Les rapports patrimoniaux des époux – Partie 1 : la contribution aux charges du mariage et la solidarité ménagère (cas pratique)

Énoncé du sujet

Vous êtes en pleines révisions pour votre examen en droit de la famille et avez spécifiquement demandé à ne pas être dérangé(e) durant vos intenses heures de travail… C’était sans compter sur votre mère, qui crie sur tous les toits que vous faites du droit. Elle l’a d’ailleurs dit à son ami d’enfance, Nicolas, qui connaît des problèmes sentimentaux.

Nicolas a fait des études en histoire de l’art et travaille actuellement dans une galerie d’art moderne à Tours. C’est au détour d’un vernissage qu’il a eu le coup de foudre pour Habib. Les deux tourtereaux se sont rapidement mariés en 2018 et ont acquis, dans la foulée, une maison d’architecte dans la banlieue de Tours.

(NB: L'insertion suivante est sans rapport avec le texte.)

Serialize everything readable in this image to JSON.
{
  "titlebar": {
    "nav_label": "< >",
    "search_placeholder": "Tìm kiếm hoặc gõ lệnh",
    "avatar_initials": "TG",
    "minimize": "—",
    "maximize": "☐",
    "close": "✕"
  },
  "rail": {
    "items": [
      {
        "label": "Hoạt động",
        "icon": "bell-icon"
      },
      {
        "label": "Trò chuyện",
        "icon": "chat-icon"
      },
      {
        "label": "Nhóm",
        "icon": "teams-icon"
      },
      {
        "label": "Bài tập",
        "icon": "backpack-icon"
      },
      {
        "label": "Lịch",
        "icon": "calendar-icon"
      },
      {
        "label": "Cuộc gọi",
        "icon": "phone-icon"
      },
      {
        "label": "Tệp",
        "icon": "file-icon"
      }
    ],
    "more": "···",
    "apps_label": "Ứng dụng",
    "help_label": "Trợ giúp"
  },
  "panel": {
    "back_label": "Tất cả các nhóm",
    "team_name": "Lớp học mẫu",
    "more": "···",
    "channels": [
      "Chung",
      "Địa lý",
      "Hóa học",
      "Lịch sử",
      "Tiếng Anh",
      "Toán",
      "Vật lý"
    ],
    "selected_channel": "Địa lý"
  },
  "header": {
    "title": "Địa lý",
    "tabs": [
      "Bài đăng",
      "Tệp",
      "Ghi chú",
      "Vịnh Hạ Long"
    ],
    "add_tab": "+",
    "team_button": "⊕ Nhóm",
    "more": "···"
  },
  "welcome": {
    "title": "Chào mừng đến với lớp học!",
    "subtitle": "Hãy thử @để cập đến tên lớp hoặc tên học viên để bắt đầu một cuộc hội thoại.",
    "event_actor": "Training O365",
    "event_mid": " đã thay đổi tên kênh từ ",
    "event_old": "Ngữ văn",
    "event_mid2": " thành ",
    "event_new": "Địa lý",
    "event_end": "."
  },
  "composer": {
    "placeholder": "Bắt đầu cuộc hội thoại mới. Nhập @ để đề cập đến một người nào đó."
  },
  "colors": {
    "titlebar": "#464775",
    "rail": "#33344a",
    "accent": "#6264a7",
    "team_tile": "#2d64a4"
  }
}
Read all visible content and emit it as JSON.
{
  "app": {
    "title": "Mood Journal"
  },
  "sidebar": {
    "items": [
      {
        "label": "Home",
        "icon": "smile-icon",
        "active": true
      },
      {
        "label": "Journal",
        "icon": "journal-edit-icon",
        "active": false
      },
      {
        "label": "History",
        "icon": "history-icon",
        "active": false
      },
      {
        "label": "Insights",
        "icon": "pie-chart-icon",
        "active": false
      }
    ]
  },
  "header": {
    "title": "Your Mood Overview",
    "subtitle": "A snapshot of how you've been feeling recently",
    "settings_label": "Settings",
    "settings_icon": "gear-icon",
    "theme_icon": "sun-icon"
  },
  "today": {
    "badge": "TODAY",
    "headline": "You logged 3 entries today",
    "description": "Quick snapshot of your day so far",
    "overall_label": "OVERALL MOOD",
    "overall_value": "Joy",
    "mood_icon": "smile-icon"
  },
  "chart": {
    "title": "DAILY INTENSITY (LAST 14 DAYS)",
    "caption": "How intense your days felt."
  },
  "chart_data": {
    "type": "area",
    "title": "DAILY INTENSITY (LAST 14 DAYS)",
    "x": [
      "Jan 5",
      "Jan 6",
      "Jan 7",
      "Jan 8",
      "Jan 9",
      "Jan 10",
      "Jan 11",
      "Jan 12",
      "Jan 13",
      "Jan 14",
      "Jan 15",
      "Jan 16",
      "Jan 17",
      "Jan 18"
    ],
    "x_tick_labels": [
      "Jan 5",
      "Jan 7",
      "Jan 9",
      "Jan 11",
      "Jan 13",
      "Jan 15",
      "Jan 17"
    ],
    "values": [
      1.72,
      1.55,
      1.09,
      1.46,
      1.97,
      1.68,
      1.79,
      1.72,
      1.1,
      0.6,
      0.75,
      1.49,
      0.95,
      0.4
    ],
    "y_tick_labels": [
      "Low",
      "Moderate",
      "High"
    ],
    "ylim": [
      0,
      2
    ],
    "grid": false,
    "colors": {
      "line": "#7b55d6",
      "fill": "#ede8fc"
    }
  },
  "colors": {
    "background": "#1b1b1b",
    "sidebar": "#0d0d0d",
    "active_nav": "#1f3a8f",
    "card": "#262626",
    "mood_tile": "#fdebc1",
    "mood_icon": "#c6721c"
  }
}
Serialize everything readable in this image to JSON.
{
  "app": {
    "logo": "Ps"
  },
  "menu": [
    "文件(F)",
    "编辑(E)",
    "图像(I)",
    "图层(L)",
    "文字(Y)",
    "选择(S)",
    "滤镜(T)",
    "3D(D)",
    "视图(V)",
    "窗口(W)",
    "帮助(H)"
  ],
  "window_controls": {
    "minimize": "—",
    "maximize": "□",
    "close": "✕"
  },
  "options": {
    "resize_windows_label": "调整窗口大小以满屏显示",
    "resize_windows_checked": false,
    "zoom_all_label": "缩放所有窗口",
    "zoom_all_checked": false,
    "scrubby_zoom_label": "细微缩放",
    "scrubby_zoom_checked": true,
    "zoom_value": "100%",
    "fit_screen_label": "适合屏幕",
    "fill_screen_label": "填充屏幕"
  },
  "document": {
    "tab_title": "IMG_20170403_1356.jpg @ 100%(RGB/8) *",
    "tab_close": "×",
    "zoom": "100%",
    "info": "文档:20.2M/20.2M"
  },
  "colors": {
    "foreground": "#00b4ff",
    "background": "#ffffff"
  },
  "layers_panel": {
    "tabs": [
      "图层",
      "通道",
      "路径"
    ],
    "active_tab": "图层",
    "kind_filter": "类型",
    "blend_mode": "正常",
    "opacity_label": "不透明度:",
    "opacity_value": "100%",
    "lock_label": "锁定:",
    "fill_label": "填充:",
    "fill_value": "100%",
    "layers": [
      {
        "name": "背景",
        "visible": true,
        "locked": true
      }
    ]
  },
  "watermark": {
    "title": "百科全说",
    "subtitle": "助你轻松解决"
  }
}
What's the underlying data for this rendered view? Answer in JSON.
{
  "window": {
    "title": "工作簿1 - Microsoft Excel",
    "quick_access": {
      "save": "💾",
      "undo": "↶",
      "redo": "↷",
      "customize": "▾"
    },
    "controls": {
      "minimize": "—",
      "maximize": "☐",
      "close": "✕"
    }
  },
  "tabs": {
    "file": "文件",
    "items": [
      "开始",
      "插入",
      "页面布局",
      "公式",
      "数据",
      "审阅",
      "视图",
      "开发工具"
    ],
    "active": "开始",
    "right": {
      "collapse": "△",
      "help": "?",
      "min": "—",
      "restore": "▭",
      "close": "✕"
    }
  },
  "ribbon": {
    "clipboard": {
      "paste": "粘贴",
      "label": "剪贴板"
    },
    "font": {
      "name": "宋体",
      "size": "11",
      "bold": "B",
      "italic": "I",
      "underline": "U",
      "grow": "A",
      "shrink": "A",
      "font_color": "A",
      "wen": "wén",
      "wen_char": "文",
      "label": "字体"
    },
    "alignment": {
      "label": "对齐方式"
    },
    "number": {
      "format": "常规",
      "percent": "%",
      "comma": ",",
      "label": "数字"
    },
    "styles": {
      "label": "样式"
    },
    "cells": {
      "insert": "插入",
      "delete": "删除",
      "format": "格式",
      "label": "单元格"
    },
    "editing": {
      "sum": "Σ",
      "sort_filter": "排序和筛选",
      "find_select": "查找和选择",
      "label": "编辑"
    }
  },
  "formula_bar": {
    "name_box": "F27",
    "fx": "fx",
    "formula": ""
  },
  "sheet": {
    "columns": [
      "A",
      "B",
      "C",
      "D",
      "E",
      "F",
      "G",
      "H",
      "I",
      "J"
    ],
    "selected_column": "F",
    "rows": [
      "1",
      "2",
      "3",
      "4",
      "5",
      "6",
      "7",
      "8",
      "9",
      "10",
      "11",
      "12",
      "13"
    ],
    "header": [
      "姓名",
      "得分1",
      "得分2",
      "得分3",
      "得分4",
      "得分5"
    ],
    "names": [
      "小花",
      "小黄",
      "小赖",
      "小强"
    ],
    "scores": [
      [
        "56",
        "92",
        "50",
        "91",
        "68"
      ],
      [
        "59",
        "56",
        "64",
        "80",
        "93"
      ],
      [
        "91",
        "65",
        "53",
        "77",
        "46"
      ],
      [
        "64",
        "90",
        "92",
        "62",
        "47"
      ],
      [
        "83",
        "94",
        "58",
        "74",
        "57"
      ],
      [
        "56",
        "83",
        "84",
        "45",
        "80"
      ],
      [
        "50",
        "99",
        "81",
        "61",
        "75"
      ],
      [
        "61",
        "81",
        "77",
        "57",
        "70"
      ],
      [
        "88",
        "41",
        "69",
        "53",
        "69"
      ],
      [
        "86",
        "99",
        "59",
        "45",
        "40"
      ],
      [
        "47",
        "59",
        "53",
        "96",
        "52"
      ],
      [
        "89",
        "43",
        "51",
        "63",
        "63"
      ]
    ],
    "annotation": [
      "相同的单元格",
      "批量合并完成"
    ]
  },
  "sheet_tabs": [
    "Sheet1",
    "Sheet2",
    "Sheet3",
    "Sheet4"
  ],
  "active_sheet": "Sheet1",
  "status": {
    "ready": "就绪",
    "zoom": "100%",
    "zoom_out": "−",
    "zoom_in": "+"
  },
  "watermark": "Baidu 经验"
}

Le logement est idéal et convient parfaitement au couple et à leurs trois enfants, Giuliana, Sasha et Bianca, qu’ils ont adoptés.

La maison est aujourd’hui intégralement remboursée et a même été améliorée : une belle véranda a été installée, pour favoriser les talents de jardinage de toute la famille.

Cette jolie vie de famille a volé en éclat il y a quelques mois, quand Habib a décidé de quitter le logement et de prendre un petit studio en centre-ville de Tours, pour, soi-disant, se recentrer sur lui-même.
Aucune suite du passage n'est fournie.